Russian President Boris Yeltsin and his Chechen counterpart signed a new peace agreement at the Kremlin Monday, moving to squelch festering problems in the wake of a devastating 20-month war.

Yeltsin said the pact would end 400 years of conflict between Russia and Chechnya. He beamed as he stood alongside Aslan Maskhadov, the former separatist military chief.However, the treaty ducked the key remaining issue: whether Chechnya will ultimately be allowed full independence. Mos-cow disputes the republic's assertion that it is already independent but agreed last year to put off a decision on Chechnya's political status for five years.

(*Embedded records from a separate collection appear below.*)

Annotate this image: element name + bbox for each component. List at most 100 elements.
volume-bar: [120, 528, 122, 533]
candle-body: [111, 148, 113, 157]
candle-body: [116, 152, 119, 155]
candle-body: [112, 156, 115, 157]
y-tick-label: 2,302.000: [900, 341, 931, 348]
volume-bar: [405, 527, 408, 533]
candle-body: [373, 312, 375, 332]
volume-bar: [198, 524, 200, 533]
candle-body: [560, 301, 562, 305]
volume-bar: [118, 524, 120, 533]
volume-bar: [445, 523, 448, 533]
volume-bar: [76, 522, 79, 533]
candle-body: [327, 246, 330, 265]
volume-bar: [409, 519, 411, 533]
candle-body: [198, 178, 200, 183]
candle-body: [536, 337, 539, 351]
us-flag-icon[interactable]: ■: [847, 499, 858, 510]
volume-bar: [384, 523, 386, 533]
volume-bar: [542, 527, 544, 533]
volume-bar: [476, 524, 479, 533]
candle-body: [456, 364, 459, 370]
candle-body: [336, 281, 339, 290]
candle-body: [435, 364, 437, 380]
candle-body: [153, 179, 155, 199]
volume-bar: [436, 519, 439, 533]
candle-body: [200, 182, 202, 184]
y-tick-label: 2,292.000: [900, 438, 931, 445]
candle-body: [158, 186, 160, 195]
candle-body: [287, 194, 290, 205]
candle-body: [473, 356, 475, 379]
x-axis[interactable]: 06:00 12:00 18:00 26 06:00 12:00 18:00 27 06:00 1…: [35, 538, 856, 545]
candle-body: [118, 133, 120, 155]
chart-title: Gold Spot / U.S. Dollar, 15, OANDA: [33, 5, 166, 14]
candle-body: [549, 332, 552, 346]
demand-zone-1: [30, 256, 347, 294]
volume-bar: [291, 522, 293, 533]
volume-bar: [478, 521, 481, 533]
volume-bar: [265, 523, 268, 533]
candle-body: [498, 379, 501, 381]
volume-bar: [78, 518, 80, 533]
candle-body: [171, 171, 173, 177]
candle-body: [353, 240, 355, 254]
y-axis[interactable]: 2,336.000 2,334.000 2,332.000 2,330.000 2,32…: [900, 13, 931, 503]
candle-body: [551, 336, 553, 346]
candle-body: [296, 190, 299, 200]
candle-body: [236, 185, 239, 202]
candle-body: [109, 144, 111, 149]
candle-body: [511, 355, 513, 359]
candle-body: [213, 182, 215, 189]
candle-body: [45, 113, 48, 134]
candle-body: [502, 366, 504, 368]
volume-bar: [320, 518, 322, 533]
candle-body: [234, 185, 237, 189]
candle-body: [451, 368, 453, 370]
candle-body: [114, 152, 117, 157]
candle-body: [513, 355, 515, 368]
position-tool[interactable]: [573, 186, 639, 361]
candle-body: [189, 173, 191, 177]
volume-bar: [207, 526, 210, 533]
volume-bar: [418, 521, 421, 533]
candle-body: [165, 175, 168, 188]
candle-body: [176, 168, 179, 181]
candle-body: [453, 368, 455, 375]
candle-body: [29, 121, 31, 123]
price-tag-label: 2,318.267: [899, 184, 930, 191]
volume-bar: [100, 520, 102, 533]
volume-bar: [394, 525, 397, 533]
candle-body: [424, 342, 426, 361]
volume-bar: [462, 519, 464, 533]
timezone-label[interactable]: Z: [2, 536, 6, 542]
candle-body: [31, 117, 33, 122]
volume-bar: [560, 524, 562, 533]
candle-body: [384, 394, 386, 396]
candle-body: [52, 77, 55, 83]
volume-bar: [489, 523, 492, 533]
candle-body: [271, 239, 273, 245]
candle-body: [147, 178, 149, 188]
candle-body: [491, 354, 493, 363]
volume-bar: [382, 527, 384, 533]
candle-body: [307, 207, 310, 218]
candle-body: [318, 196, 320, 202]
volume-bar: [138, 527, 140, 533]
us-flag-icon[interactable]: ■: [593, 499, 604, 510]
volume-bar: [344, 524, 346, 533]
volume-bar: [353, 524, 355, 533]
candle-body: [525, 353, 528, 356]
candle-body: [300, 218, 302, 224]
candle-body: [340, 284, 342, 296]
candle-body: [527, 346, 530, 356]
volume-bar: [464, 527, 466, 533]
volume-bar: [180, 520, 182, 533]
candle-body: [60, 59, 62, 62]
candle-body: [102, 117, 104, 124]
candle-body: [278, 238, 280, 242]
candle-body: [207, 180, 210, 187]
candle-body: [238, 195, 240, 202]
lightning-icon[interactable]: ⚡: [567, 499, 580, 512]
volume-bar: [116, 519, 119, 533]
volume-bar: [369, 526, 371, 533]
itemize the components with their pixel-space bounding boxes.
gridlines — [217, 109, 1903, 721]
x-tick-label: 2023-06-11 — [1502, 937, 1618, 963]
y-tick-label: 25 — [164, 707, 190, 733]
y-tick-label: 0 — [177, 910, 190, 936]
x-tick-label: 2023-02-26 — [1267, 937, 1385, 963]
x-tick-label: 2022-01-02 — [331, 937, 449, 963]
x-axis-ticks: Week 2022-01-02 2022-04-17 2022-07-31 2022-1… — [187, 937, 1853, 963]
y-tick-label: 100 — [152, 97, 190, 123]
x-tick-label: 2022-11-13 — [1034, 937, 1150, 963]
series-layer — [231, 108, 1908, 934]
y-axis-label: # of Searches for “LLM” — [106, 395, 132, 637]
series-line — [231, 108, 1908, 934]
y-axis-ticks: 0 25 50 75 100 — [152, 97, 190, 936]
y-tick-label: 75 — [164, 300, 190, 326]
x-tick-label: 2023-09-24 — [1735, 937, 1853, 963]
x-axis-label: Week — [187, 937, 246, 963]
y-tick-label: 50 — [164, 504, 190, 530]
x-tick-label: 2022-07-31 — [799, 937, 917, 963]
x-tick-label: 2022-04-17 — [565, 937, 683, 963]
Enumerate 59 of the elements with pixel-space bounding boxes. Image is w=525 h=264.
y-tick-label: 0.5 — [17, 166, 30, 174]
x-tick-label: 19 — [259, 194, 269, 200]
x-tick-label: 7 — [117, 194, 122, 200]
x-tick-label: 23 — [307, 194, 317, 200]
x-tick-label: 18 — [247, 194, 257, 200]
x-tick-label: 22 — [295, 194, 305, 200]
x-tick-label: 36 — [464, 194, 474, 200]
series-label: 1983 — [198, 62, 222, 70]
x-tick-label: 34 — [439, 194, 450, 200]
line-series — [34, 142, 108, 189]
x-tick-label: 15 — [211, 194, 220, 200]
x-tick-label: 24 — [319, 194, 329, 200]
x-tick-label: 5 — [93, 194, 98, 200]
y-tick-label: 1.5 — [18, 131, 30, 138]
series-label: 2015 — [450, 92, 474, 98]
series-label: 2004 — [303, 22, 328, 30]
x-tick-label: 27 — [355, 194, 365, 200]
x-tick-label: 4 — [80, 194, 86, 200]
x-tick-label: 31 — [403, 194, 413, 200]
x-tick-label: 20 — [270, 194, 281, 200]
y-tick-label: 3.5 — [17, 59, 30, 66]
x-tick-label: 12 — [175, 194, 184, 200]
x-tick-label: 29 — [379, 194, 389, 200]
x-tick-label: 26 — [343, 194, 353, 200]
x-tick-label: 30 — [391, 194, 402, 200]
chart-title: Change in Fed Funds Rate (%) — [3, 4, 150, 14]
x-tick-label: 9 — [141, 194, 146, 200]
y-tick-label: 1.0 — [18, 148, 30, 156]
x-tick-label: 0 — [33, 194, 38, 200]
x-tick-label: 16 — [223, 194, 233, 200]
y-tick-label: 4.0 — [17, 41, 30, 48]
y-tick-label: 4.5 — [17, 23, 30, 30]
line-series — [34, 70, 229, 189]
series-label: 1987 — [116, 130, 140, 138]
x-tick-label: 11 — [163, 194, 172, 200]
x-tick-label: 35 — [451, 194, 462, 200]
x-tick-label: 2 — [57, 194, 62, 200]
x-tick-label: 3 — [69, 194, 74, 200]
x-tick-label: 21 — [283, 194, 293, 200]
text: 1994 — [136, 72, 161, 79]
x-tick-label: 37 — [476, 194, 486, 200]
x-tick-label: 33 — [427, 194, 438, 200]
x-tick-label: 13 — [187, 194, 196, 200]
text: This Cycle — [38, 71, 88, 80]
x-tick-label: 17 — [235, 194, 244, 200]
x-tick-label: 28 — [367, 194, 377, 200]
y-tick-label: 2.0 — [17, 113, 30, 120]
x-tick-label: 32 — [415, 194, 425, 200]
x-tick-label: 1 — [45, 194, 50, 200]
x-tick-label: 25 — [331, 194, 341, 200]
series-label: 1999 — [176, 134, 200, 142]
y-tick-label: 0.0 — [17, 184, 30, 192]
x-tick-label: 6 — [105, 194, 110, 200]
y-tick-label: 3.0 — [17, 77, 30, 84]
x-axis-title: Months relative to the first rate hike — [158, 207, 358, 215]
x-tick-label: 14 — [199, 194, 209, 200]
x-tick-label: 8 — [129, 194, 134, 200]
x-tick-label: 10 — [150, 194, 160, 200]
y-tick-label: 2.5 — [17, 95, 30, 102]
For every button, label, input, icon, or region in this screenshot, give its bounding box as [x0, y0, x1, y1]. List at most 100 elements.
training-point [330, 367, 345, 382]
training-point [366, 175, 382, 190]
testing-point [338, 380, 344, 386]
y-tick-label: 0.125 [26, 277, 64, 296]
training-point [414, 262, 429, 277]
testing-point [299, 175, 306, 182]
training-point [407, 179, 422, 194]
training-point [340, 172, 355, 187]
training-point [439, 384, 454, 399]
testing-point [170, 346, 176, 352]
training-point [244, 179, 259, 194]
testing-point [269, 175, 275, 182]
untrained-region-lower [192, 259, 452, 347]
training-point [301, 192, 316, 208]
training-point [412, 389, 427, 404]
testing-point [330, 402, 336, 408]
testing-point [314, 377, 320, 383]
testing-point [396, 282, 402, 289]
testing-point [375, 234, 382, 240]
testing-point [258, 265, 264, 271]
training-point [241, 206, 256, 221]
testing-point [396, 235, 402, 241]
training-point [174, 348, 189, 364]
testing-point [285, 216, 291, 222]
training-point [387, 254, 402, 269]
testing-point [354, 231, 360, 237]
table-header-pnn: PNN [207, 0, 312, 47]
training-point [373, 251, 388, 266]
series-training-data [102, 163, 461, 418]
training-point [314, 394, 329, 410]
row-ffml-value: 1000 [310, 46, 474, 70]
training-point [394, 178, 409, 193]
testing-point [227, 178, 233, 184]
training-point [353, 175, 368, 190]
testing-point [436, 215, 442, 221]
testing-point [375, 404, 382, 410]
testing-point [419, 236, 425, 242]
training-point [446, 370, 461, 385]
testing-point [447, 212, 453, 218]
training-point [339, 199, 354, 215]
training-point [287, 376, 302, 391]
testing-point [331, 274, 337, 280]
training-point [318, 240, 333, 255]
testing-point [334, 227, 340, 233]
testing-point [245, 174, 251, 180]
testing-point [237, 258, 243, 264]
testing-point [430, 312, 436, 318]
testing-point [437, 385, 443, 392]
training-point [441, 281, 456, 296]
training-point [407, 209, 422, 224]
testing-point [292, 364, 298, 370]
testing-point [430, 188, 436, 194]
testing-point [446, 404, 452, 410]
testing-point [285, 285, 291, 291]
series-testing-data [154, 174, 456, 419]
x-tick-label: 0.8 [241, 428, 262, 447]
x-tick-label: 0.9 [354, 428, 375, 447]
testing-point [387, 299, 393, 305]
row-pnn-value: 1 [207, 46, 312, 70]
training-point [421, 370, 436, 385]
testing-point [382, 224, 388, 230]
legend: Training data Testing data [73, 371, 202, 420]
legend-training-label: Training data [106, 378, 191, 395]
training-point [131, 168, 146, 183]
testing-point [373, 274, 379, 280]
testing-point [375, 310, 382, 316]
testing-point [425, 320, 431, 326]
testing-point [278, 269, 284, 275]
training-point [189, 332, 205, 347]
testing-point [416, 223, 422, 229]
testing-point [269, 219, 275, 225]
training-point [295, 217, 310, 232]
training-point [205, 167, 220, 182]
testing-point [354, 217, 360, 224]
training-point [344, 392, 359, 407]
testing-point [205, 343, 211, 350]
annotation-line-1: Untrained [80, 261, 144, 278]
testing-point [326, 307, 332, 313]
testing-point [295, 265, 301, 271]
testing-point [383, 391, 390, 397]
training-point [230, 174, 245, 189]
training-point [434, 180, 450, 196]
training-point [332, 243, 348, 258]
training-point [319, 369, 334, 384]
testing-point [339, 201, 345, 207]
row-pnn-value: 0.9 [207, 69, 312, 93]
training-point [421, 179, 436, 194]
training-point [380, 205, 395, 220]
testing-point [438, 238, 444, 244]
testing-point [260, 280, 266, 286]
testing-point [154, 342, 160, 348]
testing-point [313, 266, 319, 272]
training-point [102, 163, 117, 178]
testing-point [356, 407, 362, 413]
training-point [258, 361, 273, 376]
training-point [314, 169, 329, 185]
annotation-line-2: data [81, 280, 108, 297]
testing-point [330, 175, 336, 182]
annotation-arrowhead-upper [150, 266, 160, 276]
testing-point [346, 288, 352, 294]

The brief treaty serves mainly to emphasize the two sides' commitment to peace and their determination to, in Yeltsin's words, "put an end to antagonism, conflicts, terrorist acts, hostage-taking."

He said they wanted to make a "statement of firm intent to give up forever the use of force against each other."

Maskhadov and Russian Prime Minister Viktor Chernomyrdin later signed an agreement on economic cooperation between Russia and Chechnya. The document pledges greater coordination between the two sides in getting pensions, benefits and war compensation payments to Chechens and emphasizes the release of all detainees.

Relations between Russia and Chechnya have been rocky despite the signing of peace agreements last year that ended their war and led to the withdrawal of Russian troops from the breakaway republic. Each side accuses the other of stirring up trouble.

Chechnya remains plagued by lawlessness, casting doubt on Maskhadov's ability to return stability to the region.